Nous ne voyons pas que nous sommes en train de dilapider notre patrimoine – la foi dans les principes moraux que sont l’égalité, la justice, la solidarité – et de lui substituer la seule notion de liberté. Et, comme nous n’avons plus de débat idéologique, il n’y a plus grand monde pour comprendre que ce sont deux modèles de société différents. Car plus de liberté implique désormais toujours moins d’égalité et creuse les différences entre les individus. Ce qui me manque le plus, c’est de pouvoir régler son compte au dogme “plus de croissance”, à l’idée selon laquelle la croissance peut se poursuivre à l’infini, le plus important pour une nation étant de réaliser un bénéfice élevé. La société norvégienne s’est transformée en entreprise : Norge AS [Norvège SA]. Mais nous sommes devenus riches, tellement riches que nous en sommes presque anesthésiés ! Le reste du monde n’existe pas.

Il est ainsi symptomatique de voir le peu d’intérêt que porte la campagne électorale [des législatives du 9 septembre] à la politique internationale et à l’état de la planète. Nous blâmons les pays où les riches se sont construit des enclaves pour en exclure d’autres individus, plus pauvres, sans voir que c’est ce que nous faisons, nous aussi. La Norvège est en train de devenir une telle enclave. Bientôt, il ne nous manquera plus qu’un haut mur le long de la frontière, avec des tessons de verre dessus. C’est le pétrole, cette aubaine fabuleuse, qui nous a rendus si prospères, si gâtés.

Presque chaque jour, nous lisons dans la presse que le dérèglement climatique exige une nouvelle économie. Une chose est sûre : la Norvège ne se battra pas pour cette cause. Nos dirigeants se contentent de mesures symboliques et d’une taxe carbone qui ne diminue d’aucune manière le rythme d’extraction. Certes, les responsables politiques évoquent leur obligation d’œuvrer pour une économie sans CO2, mais, en coulisses, ils s’efforcent de trouver et d’exploiter les derniers gisements de gaz et de pétrole. Et la majorité des Norvégiens les soutient. Qui souhaite vraiment une convention internationale contraignante sur le climat qui freinerait le développement de la production pétrolière norvégienne ?
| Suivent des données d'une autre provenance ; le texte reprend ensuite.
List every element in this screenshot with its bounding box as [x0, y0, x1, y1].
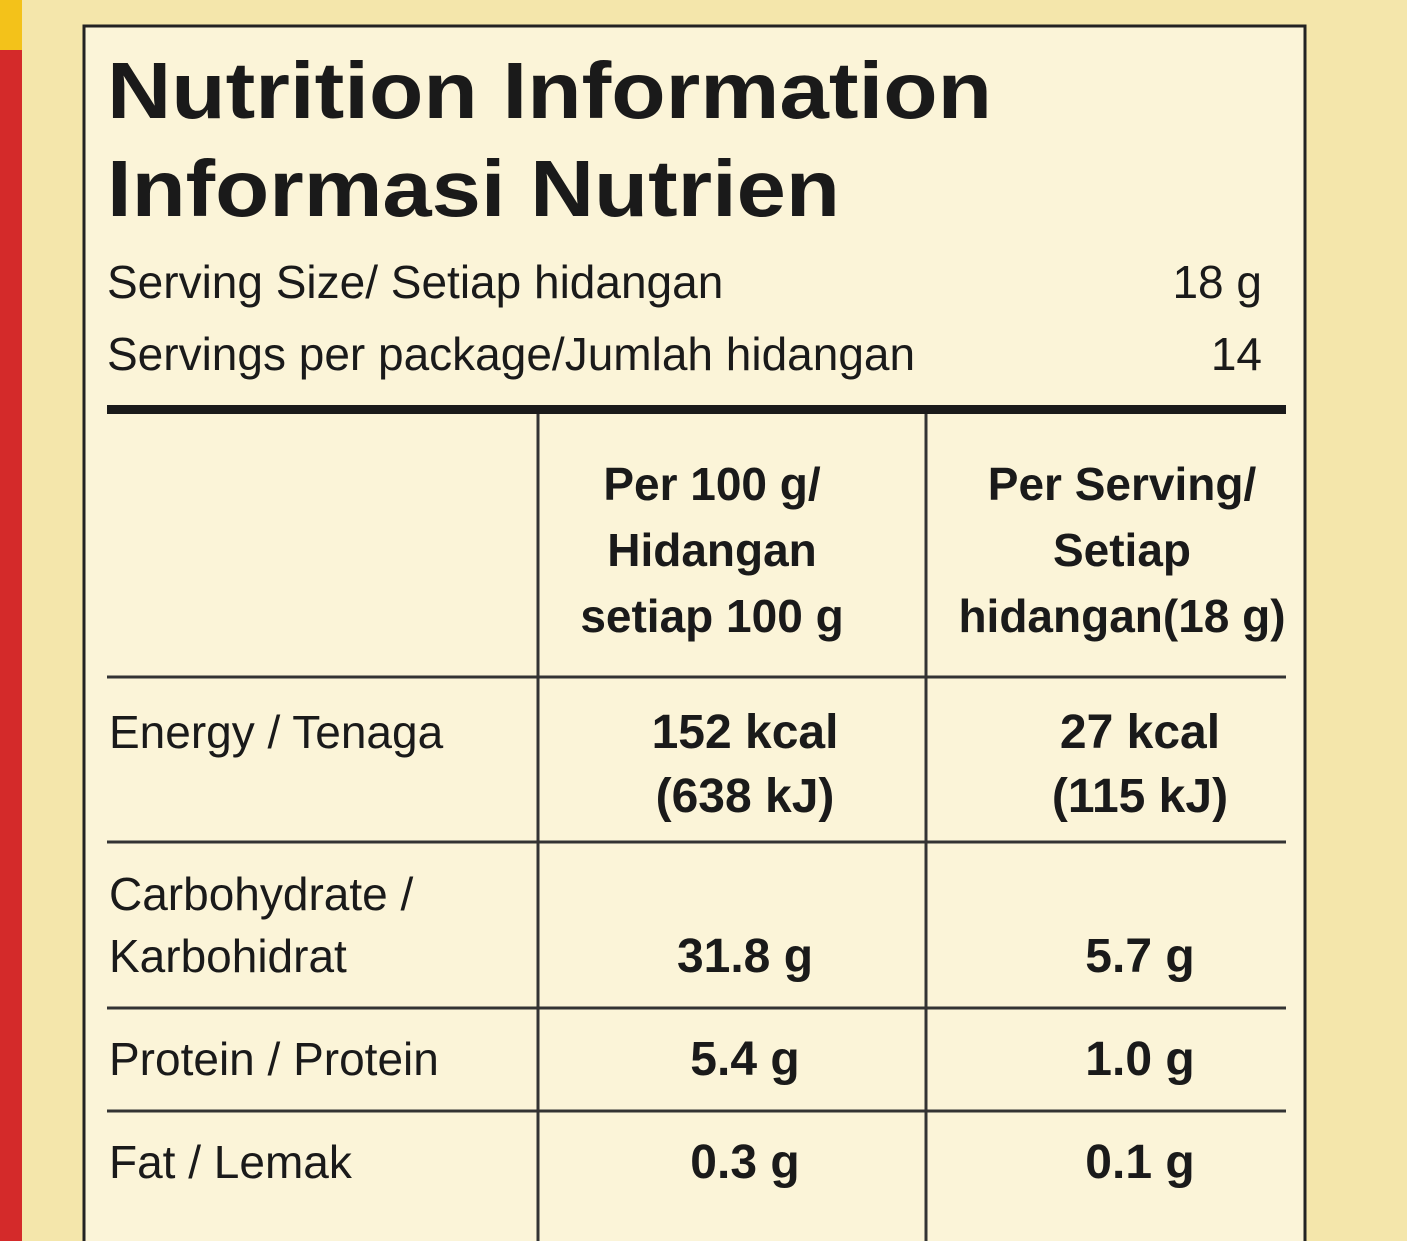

Qui soutient une évolution susceptible de faire diminuer le prix du pétrole, au risque de provoquer un déclin de l’économie nationale, un chômage élevé et une baisse de la prospérité ? Notre richesse fondée sur le pétrole est extrêmement vulnérable, aussi essayons-nous d’occulter le dilemme moral qu’elle implique, même si nous sommes conscients des répercussions négatives de la production d’hydrocarbures. Pourquoi n’envisageons-nous pas une politique prônant un changement radical de système ? Parce que nous voulons toujours plus. Parce que ce n’est pas l’ADN qui dirige le pays mais, au sens figuré, la DNB.

Jan Kjærstad*

Note :* Né en 1953, il a étudié la théologie et publié son premier livre en 1980. Son œuvre la plus connue (non traduite en français) est la trilogie de Jonas Wergeland : Forføreren (Le séducteur, 1993), Erobreren (Le conquérant, 1996) et Oppdageren (L’explorateur, 1999).